My wife and I bought a new house 8 months ago and I have been looking for an engraved - wood, religious plaque. I have Google searched for one, but I cannot find one. Preferrably, approximately 24" x 6", cedar with a bible quote - something like: "Christ is the head of this house" or something like that. This would be for the entrance into the house from the patio, above the door.

Does anybody know someone that makes them? or know of some place I can get one? Thanks!

Oscar Ramos


----------



## activescrape (Jan 8, 2006)

Probably won't help you much but they sell them at Traders Village flea market in Grand Prairie, aren't there some wood workers on 2cool, then you could pick your verse.


----------



## El Cazador (Mar 4, 2005)

Thanks activescrape. You're right, a custom plaque is probably the way to go. Any wood workers out there?


----------



## Bay Gal (Jun 1, 2004)

I did some 'googling' for ya.

Here's a cedar one where you can select the wording: http://www.scriptureplaques.com/store/agora.cgi?product=wall_plaques

Here's another place that has premade/precast plaques:
http://www.allreligiousgifts.com/5125cmx1230cmmahoganyplaque-p-241.html


----------



## luv2fish (Mar 21, 2005)

That was nice of you "BAY GAL"


----------



## Stuart (May 21, 2004)

My mom and dad still have had an embroidered piece hanging up in there house every since I can remember. Says something like "Lord we may forget about you today, but please don't thou forget about us"


----------



## El Cazador (Mar 4, 2005)

Thanks Bay Gal, that was sweet of you. I've already talked to them and we will get something going as soon as my wife and I can decide on a Bible verse. Thanks again.

Oscar - YBIC (your brother in Christ)

Also, any ideas out there on a verse? I'm leaning (right now towards "as for me and my house, we will serve the Lord"



Bay Gal said:


> I did some 'googling' for ya.
> 
> Here's a cedar one where you can select the wording: http://www.scriptureplaques.com/store/agora.cgi?product=wall_plaques
> 
> ...


----------



## Mrs Backlasher (Dec 19, 2004)

El Cazador,

My son and his wife have a plaque with that very same verse on it. They have it in the window right by the front door where everyone who enters can see it.

I think that's an excellent verse for your new home! It'd be good to put the verse reference on the plaque, too. It's Joshua 24:15.

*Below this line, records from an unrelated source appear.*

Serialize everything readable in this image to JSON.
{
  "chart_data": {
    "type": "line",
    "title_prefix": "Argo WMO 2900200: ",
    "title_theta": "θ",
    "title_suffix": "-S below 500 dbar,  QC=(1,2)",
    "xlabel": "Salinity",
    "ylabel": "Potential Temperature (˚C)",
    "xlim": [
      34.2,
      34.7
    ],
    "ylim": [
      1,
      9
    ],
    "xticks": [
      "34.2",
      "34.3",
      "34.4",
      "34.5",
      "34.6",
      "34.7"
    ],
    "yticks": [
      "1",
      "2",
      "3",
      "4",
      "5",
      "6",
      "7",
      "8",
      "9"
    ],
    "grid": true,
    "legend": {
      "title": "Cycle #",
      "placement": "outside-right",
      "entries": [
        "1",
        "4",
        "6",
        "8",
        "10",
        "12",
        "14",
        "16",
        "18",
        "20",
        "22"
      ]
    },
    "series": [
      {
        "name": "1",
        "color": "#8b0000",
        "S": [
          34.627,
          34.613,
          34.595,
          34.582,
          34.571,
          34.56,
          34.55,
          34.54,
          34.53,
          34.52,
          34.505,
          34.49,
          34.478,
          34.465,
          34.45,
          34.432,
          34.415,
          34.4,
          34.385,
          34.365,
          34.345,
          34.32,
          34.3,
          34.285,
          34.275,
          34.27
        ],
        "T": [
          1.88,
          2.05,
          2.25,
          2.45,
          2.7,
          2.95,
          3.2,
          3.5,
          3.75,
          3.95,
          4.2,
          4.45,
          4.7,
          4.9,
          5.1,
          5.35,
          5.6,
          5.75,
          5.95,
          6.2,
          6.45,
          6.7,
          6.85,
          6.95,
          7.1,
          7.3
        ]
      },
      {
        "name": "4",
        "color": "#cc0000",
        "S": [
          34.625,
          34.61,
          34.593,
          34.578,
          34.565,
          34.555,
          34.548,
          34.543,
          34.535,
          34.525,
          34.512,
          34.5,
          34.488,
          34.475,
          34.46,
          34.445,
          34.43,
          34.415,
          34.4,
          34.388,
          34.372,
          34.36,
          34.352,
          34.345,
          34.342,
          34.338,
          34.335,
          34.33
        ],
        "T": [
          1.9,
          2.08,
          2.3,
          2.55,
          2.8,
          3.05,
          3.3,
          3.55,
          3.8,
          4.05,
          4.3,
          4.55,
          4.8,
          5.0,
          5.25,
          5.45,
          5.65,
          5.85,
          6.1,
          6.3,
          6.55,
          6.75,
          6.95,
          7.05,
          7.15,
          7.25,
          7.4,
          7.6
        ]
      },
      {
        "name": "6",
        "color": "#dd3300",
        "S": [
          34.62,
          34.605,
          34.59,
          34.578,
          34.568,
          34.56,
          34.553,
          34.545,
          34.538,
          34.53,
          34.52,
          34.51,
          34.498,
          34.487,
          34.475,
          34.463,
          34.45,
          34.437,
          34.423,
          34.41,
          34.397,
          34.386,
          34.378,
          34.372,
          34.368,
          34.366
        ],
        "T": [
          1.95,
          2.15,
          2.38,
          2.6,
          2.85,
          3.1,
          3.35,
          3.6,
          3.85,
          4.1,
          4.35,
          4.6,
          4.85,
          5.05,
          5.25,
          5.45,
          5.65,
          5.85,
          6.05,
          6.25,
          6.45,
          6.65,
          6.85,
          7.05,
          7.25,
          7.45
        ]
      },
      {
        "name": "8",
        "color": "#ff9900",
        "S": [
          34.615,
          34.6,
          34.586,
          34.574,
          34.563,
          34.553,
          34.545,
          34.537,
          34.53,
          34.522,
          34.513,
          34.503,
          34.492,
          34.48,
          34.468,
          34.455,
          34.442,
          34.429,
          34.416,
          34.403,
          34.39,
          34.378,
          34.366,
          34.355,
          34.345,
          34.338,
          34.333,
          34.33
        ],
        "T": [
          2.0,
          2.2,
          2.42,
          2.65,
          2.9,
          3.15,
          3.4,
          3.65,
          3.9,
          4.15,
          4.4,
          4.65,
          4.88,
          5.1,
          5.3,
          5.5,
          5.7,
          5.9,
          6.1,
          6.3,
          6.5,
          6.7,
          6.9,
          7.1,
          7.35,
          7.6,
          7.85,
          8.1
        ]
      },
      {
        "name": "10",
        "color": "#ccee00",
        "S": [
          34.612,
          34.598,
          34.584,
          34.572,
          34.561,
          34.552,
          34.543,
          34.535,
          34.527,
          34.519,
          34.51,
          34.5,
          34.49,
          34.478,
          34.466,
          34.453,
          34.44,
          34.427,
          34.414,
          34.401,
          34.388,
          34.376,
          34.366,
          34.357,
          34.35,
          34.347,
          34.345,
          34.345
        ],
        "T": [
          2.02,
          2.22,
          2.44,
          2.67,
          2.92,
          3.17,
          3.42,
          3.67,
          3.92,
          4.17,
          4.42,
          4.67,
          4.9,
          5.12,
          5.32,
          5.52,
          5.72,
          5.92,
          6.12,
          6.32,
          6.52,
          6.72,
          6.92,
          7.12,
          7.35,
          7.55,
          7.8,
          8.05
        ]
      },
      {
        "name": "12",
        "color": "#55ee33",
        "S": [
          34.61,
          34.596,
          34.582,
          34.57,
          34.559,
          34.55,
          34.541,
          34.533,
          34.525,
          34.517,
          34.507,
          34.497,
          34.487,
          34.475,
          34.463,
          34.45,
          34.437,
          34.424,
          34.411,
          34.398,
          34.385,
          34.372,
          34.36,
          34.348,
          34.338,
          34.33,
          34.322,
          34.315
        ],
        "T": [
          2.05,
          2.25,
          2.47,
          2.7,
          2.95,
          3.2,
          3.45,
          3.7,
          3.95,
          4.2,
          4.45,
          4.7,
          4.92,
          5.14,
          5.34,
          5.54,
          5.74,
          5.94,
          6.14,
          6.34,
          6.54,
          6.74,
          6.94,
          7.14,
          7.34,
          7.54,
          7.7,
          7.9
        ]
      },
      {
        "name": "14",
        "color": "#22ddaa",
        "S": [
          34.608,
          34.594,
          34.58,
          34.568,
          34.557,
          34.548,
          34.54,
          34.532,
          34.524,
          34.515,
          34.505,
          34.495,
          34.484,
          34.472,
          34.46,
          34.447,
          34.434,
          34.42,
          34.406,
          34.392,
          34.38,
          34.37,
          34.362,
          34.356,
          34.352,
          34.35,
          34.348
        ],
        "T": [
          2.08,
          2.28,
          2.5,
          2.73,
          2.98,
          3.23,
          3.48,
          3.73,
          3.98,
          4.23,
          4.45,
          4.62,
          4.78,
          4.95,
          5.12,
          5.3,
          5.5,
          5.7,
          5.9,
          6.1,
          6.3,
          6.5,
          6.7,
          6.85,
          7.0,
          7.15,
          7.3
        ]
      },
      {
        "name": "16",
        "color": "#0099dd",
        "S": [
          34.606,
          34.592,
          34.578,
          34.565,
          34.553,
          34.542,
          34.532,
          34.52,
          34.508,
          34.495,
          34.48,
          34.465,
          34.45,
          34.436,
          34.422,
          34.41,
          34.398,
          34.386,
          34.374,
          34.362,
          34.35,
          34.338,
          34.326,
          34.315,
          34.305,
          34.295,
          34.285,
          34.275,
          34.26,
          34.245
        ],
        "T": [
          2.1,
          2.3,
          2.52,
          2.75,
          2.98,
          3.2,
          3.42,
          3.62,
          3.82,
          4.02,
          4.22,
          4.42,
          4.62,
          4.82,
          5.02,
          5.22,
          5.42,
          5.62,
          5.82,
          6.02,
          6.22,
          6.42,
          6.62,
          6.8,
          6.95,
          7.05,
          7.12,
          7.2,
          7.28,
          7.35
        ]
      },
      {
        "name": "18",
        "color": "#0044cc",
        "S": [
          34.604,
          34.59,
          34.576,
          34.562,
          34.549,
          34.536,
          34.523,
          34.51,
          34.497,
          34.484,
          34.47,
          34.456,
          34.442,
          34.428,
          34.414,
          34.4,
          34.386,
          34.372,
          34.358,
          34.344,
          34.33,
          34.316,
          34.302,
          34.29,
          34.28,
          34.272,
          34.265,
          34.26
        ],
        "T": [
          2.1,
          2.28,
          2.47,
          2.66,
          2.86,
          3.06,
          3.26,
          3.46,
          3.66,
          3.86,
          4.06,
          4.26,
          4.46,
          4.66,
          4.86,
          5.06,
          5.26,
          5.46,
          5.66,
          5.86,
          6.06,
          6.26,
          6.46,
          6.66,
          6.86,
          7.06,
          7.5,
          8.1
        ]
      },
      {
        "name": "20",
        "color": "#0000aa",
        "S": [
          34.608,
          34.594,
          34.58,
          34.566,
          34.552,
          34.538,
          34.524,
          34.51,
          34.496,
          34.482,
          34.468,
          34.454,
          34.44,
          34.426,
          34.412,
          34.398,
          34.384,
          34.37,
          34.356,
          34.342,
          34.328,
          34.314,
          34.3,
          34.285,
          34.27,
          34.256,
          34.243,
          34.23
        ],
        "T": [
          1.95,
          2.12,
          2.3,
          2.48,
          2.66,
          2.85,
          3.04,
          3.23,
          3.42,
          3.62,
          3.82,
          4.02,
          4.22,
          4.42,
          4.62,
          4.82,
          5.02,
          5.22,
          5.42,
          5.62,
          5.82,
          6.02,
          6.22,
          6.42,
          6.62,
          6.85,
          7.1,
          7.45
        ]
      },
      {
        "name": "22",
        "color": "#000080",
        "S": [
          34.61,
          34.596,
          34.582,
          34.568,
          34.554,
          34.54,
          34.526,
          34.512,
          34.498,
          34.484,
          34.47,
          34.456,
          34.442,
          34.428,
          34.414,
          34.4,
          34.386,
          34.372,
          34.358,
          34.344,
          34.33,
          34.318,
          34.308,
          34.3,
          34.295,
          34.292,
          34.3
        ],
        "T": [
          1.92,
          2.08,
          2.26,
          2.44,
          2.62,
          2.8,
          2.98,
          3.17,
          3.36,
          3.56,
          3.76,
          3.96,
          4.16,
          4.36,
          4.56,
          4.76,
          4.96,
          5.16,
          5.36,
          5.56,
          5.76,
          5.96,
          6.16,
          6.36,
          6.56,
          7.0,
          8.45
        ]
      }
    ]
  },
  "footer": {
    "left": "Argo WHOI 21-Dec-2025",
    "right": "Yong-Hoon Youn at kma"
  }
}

Christian Book Distributors (cbd.com) has some items with that verse and at reduced prices. There's a door mat and some guest towels at this link:

http://www.christianbook.com/Christian/Books/easy_find?N=5100+1030109&Ne=1000000&Nu=product%2Eendeca%5Frollup&Ns=product%2Enumber%5Fsold&event=HPT&Nso=1&category=Gift


----------



## El Cazador (Mar 4, 2005)

Thanks Mrs B, and thanks for the link to the website. They have a lot of great stuff on there and I've saved it on my favorites list.

God bless,
Oscar


----------